In [38]:
import torch

if not torch.cuda.is_available():
    print("CUDA is not available. Exiting...")
device = torch.device("cuda" if torch.cuda.is_available() else "cpu")
device_name = torch.cuda.get_device_name(0)
print(f"Using {device_name} for training.")

Using NVIDIA GeForce GTX 1660 Ti for training.


In [39]:
# !pip install segmentation-models-pytorch

In [40]:
import torch
import torch.nn as nn
import torch.nn.functional as F
import torchvision.transforms as transforms
from torch.utils.data import DataLoader, Dataset
from torch.optim import Adam
from torch.optim.lr_scheduler import LambdaLR
import os
import csv
import random
import cv2
import numpy as np
from skimage.transform import resize
import PIL
from torchvision.models import resnet34
from torchvision.models.segmentation import fcn_resnet50
import segmentation_models_pytorch as smp
# import albumentations as A  # Alternative for augmentations like `imutils`


In [41]:
HEIGHT = 128
WIDTH = 128
INIT_LR = 0.0001
EPOCHS = 15
TRAIN_PATH = "../nyu_data/data/nyu2_train.csv"
TEST_PATH = "../nyu_data/data/nyu2_test.csv"

In [42]:
# use torchvision.model.segmentation.fcn_resnet50
model = smp.Unet("resnet34", encoder_weights="imagenet", in_channels=3, classes=1).to(device)

In [43]:
# !pip install torchsummary

In [44]:
from torchsummary import summary
summary(model, (3, HEIGHT, WIDTH))

----------------------------------------------------------------
        Layer (type)               Output Shape         Param #
            Conv2d-1           [-1, 64, 64, 64]           9,408
       BatchNorm2d-2           [-1, 64, 64, 64]             128
              ReLU-3           [-1, 64, 64, 64]               0
         MaxPool2d-4           [-1, 64, 32, 32]               0
            Conv2d-5           [-1, 64, 32, 32]          36,864
       BatchNorm2d-6           [-1, 64, 32, 32]             128
              ReLU-7           [-1, 64, 32, 32]               0
            Conv2d-8           [-1, 64, 32, 32]          36,864
       BatchNorm2d-9           [-1, 64, 32, 32]             128
             ReLU-10           [-1, 64, 32, 32]               0
       BasicBlock-11           [-1, 64, 32, 32]               0
           Conv2d-12           [-1, 64, 32, 32]          36,864
      BatchNorm2d-13           [-1, 64, 32, 32]             128
             ReLU-14           [-1, 64,

In [45]:
# Function to read CSV file and load image-depth map pairs
def read_csv(csv_file_path):
    """
    Reads a CSV file and returns a list of tuples (image_path, depth_map_path).
    """
    with open(csv_file_path, 'r') as f:
        csv_reader = csv.reader(f, delimiter=',')
        return [(f'./{row[0]}', f'./{row[1]}') for row in csv_reader if len(row) > 0]

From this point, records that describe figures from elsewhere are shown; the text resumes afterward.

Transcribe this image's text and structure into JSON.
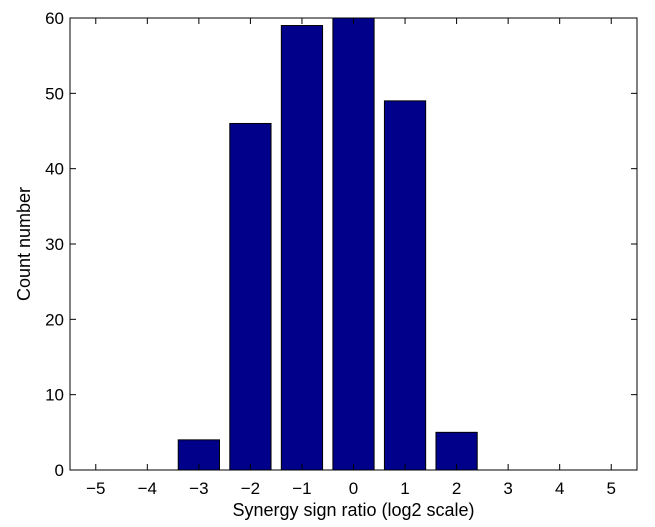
{
  "chart_data": {
    "type": "bar",
    "x": [
      -5,
      -4,
      -3,
      -2,
      -1,
      0,
      1,
      2,
      3,
      4,
      5
    ],
    "values": [
      0,
      0,
      4,
      46,
      59,
      60,
      49,
      5,
      0,
      0,
      0
    ],
    "x_tick_labels": [
      "−5",
      "−4",
      "−3",
      "−2",
      "−1",
      "0",
      "1",
      "2",
      "3",
      "4",
      "5"
    ],
    "y_ticks": [
      0,
      10,
      20,
      30,
      40,
      50,
      60
    ],
    "y_tick_labels": [
      "0",
      "10",
      "20",
      "30",
      "40",
      "50",
      "60"
    ],
    "xlabel": "Synergy sign ratio (log2 scale)",
    "ylabel": "Count number",
    "xlim": [
      -5.5,
      5.5
    ],
    "ylim": [
      0,
      60
    ],
    "grid": false,
    "legend": "none",
    "bar_color": "#00008b",
    "axis_color": "#000000"
  }
}
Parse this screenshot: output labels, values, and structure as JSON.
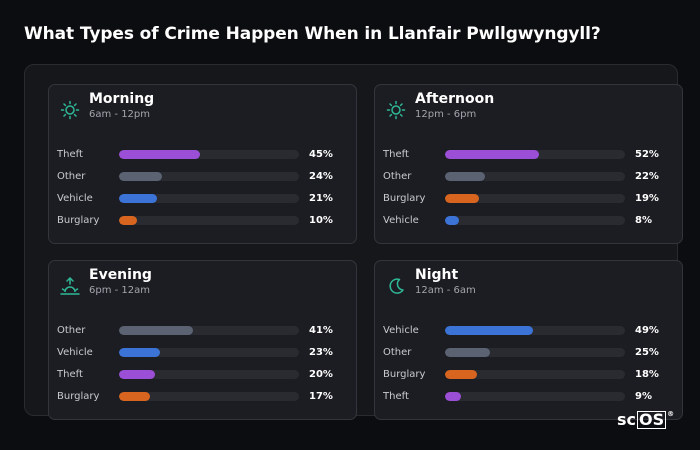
{
  "title": "What Types of Crime Happen When in Llanfair Pwllgwyngyll?",
  "logo": {
    "prefix": "sc",
    "boxed": "OS",
    "mark": "®"
  },
  "colors": {
    "Theft": "#9b4fd6",
    "Other": "#5b6272",
    "Vehicle": "#3b74d6",
    "Burglary": "#d7651f",
    "icon": "#2fb897"
  },
  "chart_data": [
    {
      "type": "bar",
      "title": "Morning",
      "subtitle": "6am - 12pm",
      "icon": "sun-icon",
      "categories": [
        "Theft",
        "Other",
        "Vehicle",
        "Burglary"
      ],
      "values": [
        45,
        24,
        21,
        10
      ],
      "labels": [
        "45%",
        "24%",
        "21%",
        "10%"
      ]
    },
    {
      "type": "bar",
      "title": "Afternoon",
      "subtitle": "12pm - 6pm",
      "icon": "sun-icon",
      "categories": [
        "Theft",
        "Other",
        "Burglary",
        "Vehicle"
      ],
      "values": [
        52,
        22,
        19,
        8
      ],
      "labels": [
        "52%",
        "22%",
        "19%",
        "8%"
      ]
    },
    {
      "type": "bar",
      "title": "Evening",
      "subtitle": "6pm - 12am",
      "icon": "sunset-icon",
      "categories": [
        "Other",
        "Vehicle",
        "Theft",
        "Burglary"
      ],
      "values": [
        41,
        23,
        20,
        17
      ],
      "labels": [
        "41%",
        "23%",
        "20%",
        "17%"
      ]
    },
    {
      "type": "bar",
      "title": "Night",
      "subtitle": "12am - 6am",
      "icon": "moon-icon",
      "categories": [
        "Vehicle",
        "Other",
        "Burglary",
        "Theft"
      ],
      "values": [
        49,
        25,
        18,
        9
      ],
      "labels": [
        "49%",
        "25%",
        "18%",
        "9%"
      ]
    }
  ]
}
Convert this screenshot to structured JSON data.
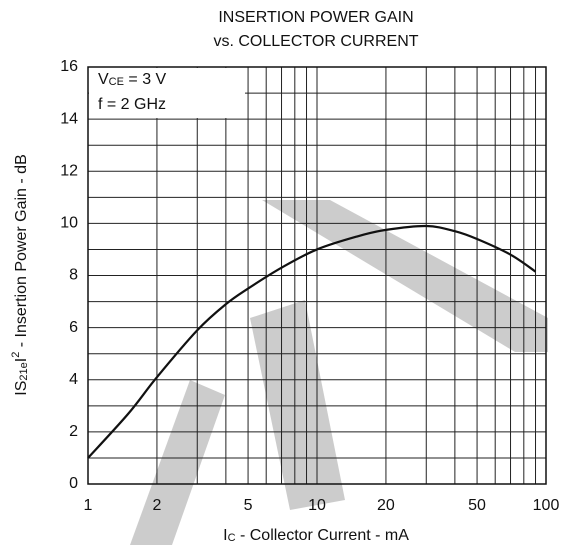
{
  "chart_data": {
    "type": "line",
    "title": [
      "INSERTION POWER GAIN",
      "vs. COLLECTOR CURRENT"
    ],
    "xlabel": [
      "I",
      "C",
      " - Collector Current - mA"
    ],
    "ylabel": [
      "IS",
      "21e",
      "I",
      "2",
      " - Insertion Power Gain - dB"
    ],
    "annotation": [
      [
        "V",
        "CE",
        " = 3 V"
      ],
      "f = 2 GHz"
    ],
    "x": [
      1,
      1.5,
      2,
      3,
      4,
      5,
      7,
      10,
      15,
      20,
      30,
      40,
      50,
      70,
      90
    ],
    "values": [
      1.0,
      2.7,
      4.1,
      5.9,
      6.9,
      7.5,
      8.3,
      9.0,
      9.5,
      9.75,
      9.9,
      9.7,
      9.4,
      8.8,
      8.15
    ],
    "color": "#111111",
    "xlog": true,
    "xlim": [
      1,
      100
    ],
    "xticks": [
      1,
      2,
      5,
      10,
      20,
      50,
      100
    ],
    "minor_xgrid": [
      3,
      4,
      6,
      7,
      8,
      9,
      30,
      40,
      60,
      70,
      80,
      90
    ],
    "ylim": [
      0,
      16
    ],
    "yticks": [
      0,
      2,
      4,
      6,
      8,
      10,
      12,
      14,
      16
    ],
    "minor_ygrid": [
      1,
      3,
      5,
      7,
      9,
      11,
      13,
      15
    ],
    "grid": true
  }
}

# Function to split the dataset into training and validation sets
def train_val_split(train_paths, val_size):
    """
    Splits the paths into training and validation datasets.
    """
    random.shuffle(train_paths)  # Shuffle paths
    len_train_paths = len(train_paths)
    i = int(len_train_paths * (1.0 - val_size))
    train = train_paths[:i]
    val = train_paths[i:len(train_paths)]
    return train, val

# Function to load training paths and labels
def load_train_paths(train_path):
    """
    Loads the training paths and labels from the CSV file.
    """
    train_paths = read_csv(train_path)
    labels = {img_path: dm_path for img_path, dm_path in train_paths}  # Map image to depth map
    x_paths = [img_path for img_path, _ in train_paths]  # Get list of image paths
    x_train_paths, x_val_paths = train_val_split(x_paths, 0.3)  # Split into training and validation sets

    partition = {
        'train': x_train_paths,
        'validation': x_val_paths
    }
    return partition, labels

In [46]:
import torch
import cv2
import numpy as np
from torchvision import transforms
from skimage.transform import resize
from skimage import io

# Normalize image
def normalize_img(img):
    """
    Normalizes an image to the range [0, 1].
    """
    norm_img = (img - img.min()) / (img.max() - img.min())
    return norm_img

# Preprocess input image
# def preprocess_image(img_path, horizontal_flip=False, height=128):
#     """
#     Reads and preprocesses an RGB image.
#     Args:
#         img_path (str): Path to the image.
#         horizontal_flip (bool): Whether to apply horizontal flip.
#         height (int): Target height for resizing.
#     Returns:
#         torch.Tensor: Preprocessed image tensor.
#     """
#     # Read and resize image
#     image = cv2.imread(img_path, cv2.IMREAD_COLOR)
#     image = resize(image, (height, int(height * 4 / 3)), mode='reflect', preserve_range=True)
#     image = image[:, 21:149].astype(np.float32)  # Crop and convert to float32
#     image = normalize_img(image)  # Normalize to [0, 1]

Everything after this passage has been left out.